By antibody and antigen tests at Rigshospitalet University Hospital, Department of Virology, Statens Serum Institut, Copenhagen, and Bernhard Nocht Institut, Hamburg, the patient was found negative for HSV, VZV, Enterovirus, Parechovirus, West Nile virus, Chicungunya virus, Rickettsia, Mycobacterium tuberculosis, tick borne encephalitis, Toxocara canis, malaria, and syphilis. Slightly elevated
Dengue virus immunoglobulin M (IgM) antibodies with identical titers were found in blood samples on days 8 and 19, but were interpreted as unspecific reactions. While blood and CSF samples drawn on day 1 of admission were negative for JE antibodies, blood samples drawn later were antibody positive: day 8 IgM 1 : 160 and immunoglobulin G (IgG) 1 : 1,280; day 19 IgM 1 : 320 and IgG 1 : 1,280; day 36 IgM negative and IgG 1 : 320. A CSF sample EPZ015666 manufacturer drawn on day 19 was antibody positive (IgM 1 : 10 and IgG 1 : 80). All samples were polymerase chain reaction negative for JE RNA (blood on days 8 and 19; CSF on days 1, 3, 8, 19, and 36). The patient gradually improved over the next couple of months although he was continuously lethargic with mild cognitive impairment and upper left extremity paresis.
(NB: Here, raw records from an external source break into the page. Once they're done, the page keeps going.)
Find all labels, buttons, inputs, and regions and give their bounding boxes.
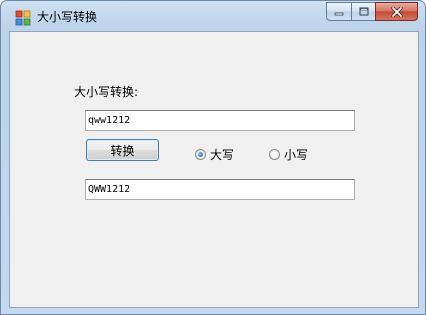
form-client-area [9,31,419,308]
title-bar[interactable]: 大小写转换 [1,1,425,31]
caption-buttons [326,2,418,22]
minimize-icon [334,12,344,15]
close-button[interactable] [375,2,418,21]
convert-button[interactable]: 转换 [86,139,159,161]
close-icon [390,6,403,17]
radio-lowercase-label: 小写 [284,147,309,162]
radio-uppercase-indicator[interactable] [195,148,206,160]
maximize-button[interactable] [351,2,376,21]
radio-uppercase-label: 大写 [210,147,235,162]
maximize-icon [359,7,368,16]
output-textbox[interactable] [85,179,355,200]
radio-lowercase-indicator[interactable] [269,148,280,160]
app-forms-icon [15,10,31,26]
window-title: 大小写转换 [37,10,98,24]
radio-uppercase[interactable]: 大写 [195,147,235,162]
radio-lowercase[interactable]: 小写 [269,147,309,162]
minimize-button[interactable] [326,2,352,21]
input-textbox[interactable] [85,110,355,131]
form-label: 大小写转换: [74,85,139,99]
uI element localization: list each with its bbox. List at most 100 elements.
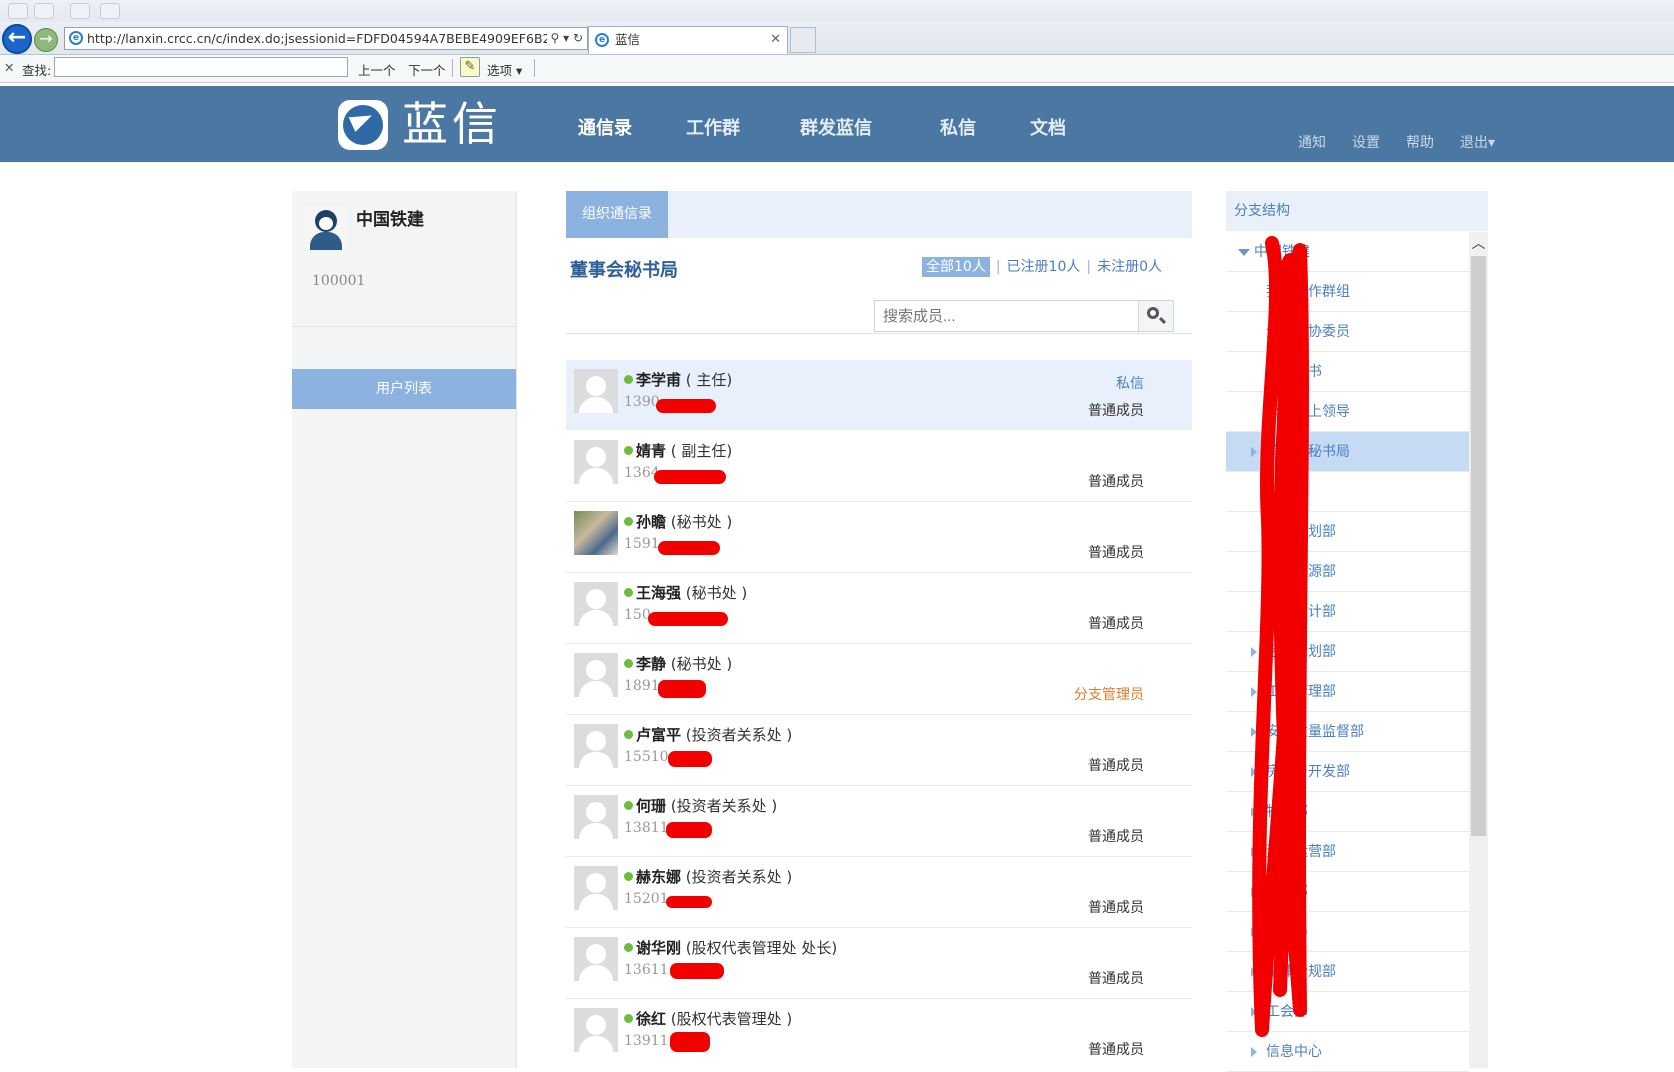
member-role: 普通成员 (1088, 829, 1144, 845)
expand-right-icon (1251, 727, 1257, 737)
nav-private-message[interactable]: 私信 (940, 114, 976, 140)
find-input[interactable] (54, 57, 348, 77)
tree-item[interactable]: 工会部 (1226, 992, 1469, 1032)
filter-registered[interactable]: 已注册10人 (1007, 259, 1081, 275)
member-row[interactable]: 谢华刚 (股权代表管理处 处长) 13611 普通成员 (566, 928, 1192, 999)
avatar (574, 440, 618, 484)
private-message-link[interactable]: 私信 (1116, 373, 1144, 393)
tree-item[interactable]: 中国铁建 (1226, 232, 1469, 272)
tree-item[interactable]: 资本运营部 (1226, 832, 1469, 872)
divider (534, 59, 535, 77)
close-icon[interactable]: ✕ (770, 27, 781, 53)
tree-item[interactable]: 人力资源部 (1226, 552, 1469, 592)
tree-item[interactable]: 我的协作群组 (1226, 272, 1469, 312)
org-avatar (304, 206, 348, 250)
avatar-photo (574, 511, 618, 555)
divider (566, 333, 1192, 334)
find-prev-button[interactable]: 上一个 (358, 60, 396, 79)
tree-item[interactable]: 物资部 (1226, 792, 1469, 832)
new-tab-button[interactable] (790, 27, 816, 53)
nav-documents[interactable]: 文档 (1030, 114, 1066, 140)
util-help[interactable]: 帮助 (1406, 132, 1434, 152)
tree-item[interactable]: 工程管理部 (1226, 672, 1469, 712)
member-row[interactable]: 徐红 (股权代表管理处 ) 13911 普通成员 (566, 999, 1192, 1069)
tree-item-selected[interactable]: 董事会秘书局 (1226, 432, 1469, 472)
nav-broadcast[interactable]: 群发蓝信 (800, 114, 872, 140)
expand-right-icon (1251, 647, 1257, 657)
redaction-mark (658, 680, 706, 698)
tree-item[interactable]: 信息中心 (1226, 1032, 1469, 1072)
util-logout[interactable]: 退出▾ (1460, 132, 1495, 152)
close-find-icon[interactable]: ✕ (4, 60, 14, 75)
expand-right-icon (1251, 927, 1257, 937)
forward-button[interactable]: → (34, 28, 58, 52)
search-input[interactable] (875, 301, 1139, 331)
tree-scrollbar[interactable]: ︿ (1469, 232, 1488, 1068)
util-settings[interactable]: 设置 (1352, 132, 1380, 152)
lanxin-logo-icon[interactable] (338, 100, 388, 150)
member-row[interactable]: 婧青 ( 副主任) 1364 普通成员 (566, 431, 1192, 502)
tree-item[interactable]: 领导秘书 (1226, 352, 1469, 392)
tree-item[interactable]: 全国政协委员 (1226, 312, 1469, 352)
scroll-thumb[interactable] (1471, 256, 1486, 836)
expand-right-icon (1251, 1047, 1257, 1057)
member-row[interactable]: 赫东娜 (投资者关系处 ) 15201 普通成员 (566, 857, 1192, 928)
member-role: 分支管理员 (1074, 687, 1144, 703)
address-bar[interactable]: e http://lanxin.crcc.cn/c/index.do;jsess… (64, 27, 588, 50)
member-role: 普通成员 (1088, 900, 1144, 916)
member-row[interactable]: 王海强 (秘书处 ) 150 普通成员 (566, 573, 1192, 644)
tree-item[interactable]: 经营计划部 (1226, 632, 1469, 672)
online-dot-icon (624, 943, 633, 952)
filter-all[interactable]: 全部10人 (922, 257, 990, 277)
tree-item[interactable]: 房地产开发部 (1226, 752, 1469, 792)
member-name: 谢华刚 (股权代表管理处 处长) (624, 937, 837, 958)
member-name: 李静 (秘书处 ) (624, 653, 732, 674)
member-row[interactable]: 孙瞻 (秘书处 ) 1591 普通成员 (566, 502, 1192, 573)
expand-right-icon (1251, 767, 1257, 777)
filter-unregistered[interactable]: 未注册0人 (1097, 259, 1162, 275)
back-button[interactable]: ← (2, 24, 32, 54)
find-next-button[interactable]: 下一个 (408, 60, 446, 79)
tree-item[interactable]: 财务会计部 (1226, 592, 1469, 632)
member-name: 徐红 (股权代表管理处 ) (624, 1008, 792, 1029)
address-tools[interactable]: ⚲ ▾ ↻ (546, 28, 583, 49)
util-notifications[interactable]: 通知 (1298, 132, 1326, 152)
user-list-button[interactable]: 用户列表 (292, 369, 516, 409)
find-options-button[interactable]: 选项 ▾ (487, 60, 522, 79)
member-row[interactable]: 何珊 (投资者关系处 ) 13811 普通成员 (566, 786, 1192, 857)
browser-tab[interactable]: e 蓝信 ✕ (588, 26, 788, 54)
member-row[interactable]: 李学甫 ( 主任) 1390 私信 普通成员 (566, 360, 1192, 430)
online-dot-icon (624, 1014, 633, 1023)
tree-item[interactable]: 安全质量监督部 (1226, 712, 1469, 752)
tab-bar: 组织通信录 (566, 191, 1192, 238)
tab-org-contacts[interactable]: 组织通信录 (566, 191, 668, 238)
tree-item[interactable]: 发展规划部 (1226, 512, 1469, 552)
expand-right-icon (1251, 887, 1257, 897)
member-name: 李学甫 ( 主任) (624, 369, 732, 390)
member-role: 普通成员 (1088, 1042, 1144, 1058)
nav-contacts[interactable]: 通信录 (578, 114, 632, 140)
redaction-mark (670, 963, 724, 979)
member-phone: 1591 (624, 536, 660, 552)
ghost-icon (70, 3, 90, 19)
member-row[interactable]: 卢富平 (投资者关系处 ) 15510 普通成员 (566, 715, 1192, 786)
tree-item[interactable]: 监事局 (1226, 912, 1469, 952)
tree-item[interactable]: 部门以上领导 (1226, 392, 1469, 432)
avatar (574, 724, 618, 768)
member-row[interactable]: 李静 (秘书处 ) 18911 分支管理员 (566, 644, 1192, 715)
member-name: 婧青 ( 副主任) (624, 440, 732, 461)
tree-item[interactable]: 办 (1226, 472, 1469, 512)
tree-item[interactable]: 法律合规部 (1226, 952, 1469, 992)
search-button[interactable] (1138, 301, 1173, 331)
tab-favicon: e (595, 33, 609, 47)
branch-heading: 分支结构 (1226, 191, 1488, 231)
tree-item[interactable]: 纪检部 (1226, 872, 1469, 912)
ghost-icon (34, 3, 54, 19)
chevron-up-icon[interactable]: ︿ (1469, 232, 1488, 254)
nav-work-groups[interactable]: 工作群 (686, 114, 740, 140)
divider (452, 59, 453, 77)
member-role: 普通成员 (1088, 474, 1144, 490)
highlight-icon[interactable]: ✎ (460, 57, 480, 77)
member-name: 孙瞻 (秘书处 ) (624, 511, 732, 532)
avatar (574, 369, 618, 413)
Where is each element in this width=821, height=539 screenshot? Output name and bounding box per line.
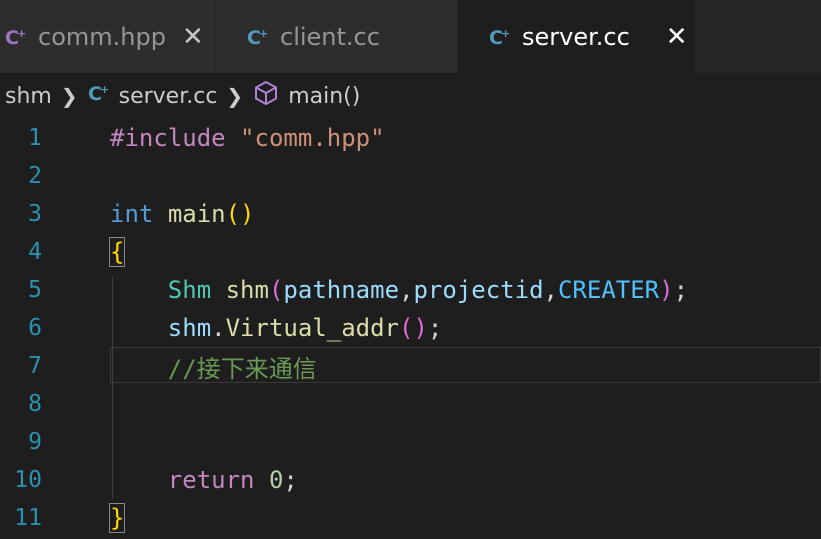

Four months after symptom debut he suddenly had a generalized seizure. On arrival at hospital, he went into cardiac arrest and Sirolimus supplier was declared dead. No autopsy was performed. A classical presentation
of symptomatic JE includes an incubation period of 5 to Liothyronine Sodium 15 days and 2 to 4 days of non-specific illness followed by headache, fever, rigor, gastrointestinal symptoms, and an encephalitis syndrome characterized by behavioral abnormality, alteration in sensorium, seizures, and neurological deficit in the form of hemiplegia, quadriplegia, or
cerebellar signs.1 The upper extremities are more commonly affected than the lower limbs. Bilateral thalamic lesions in encephalitis patients are highly indicative of JE.2,3 About 50% of survivors have severe neurological sequels in the form of cognitive impairment, behavioral abnormality, focal weakness, seizures, and a variety of movement disorders.1 JE virus cannot usually be isolated in primarily infected patients who instead mount an IgM antibody response. The patient’s symptoms, clinical findings, course of disease, and JE antibody response indicative of acute infection were perfectly compatible with such a classical JE presentation. The concerning thing about this case is that the patient was not at particular risk of JE. Although he had traveled to an endemic country (Cambodia), he had only been in Cambodia for 14 days, he had visited parts of Phnom Penh and Angkor Wat/Siem Reap, where pigs were not kept, and he had not had any contact with such animals. He had used mosquito repellent and had only to a lesser degree been bitten by mosquitoes. As far as we know this patient is the first JE patient among western travelers to Cambodia.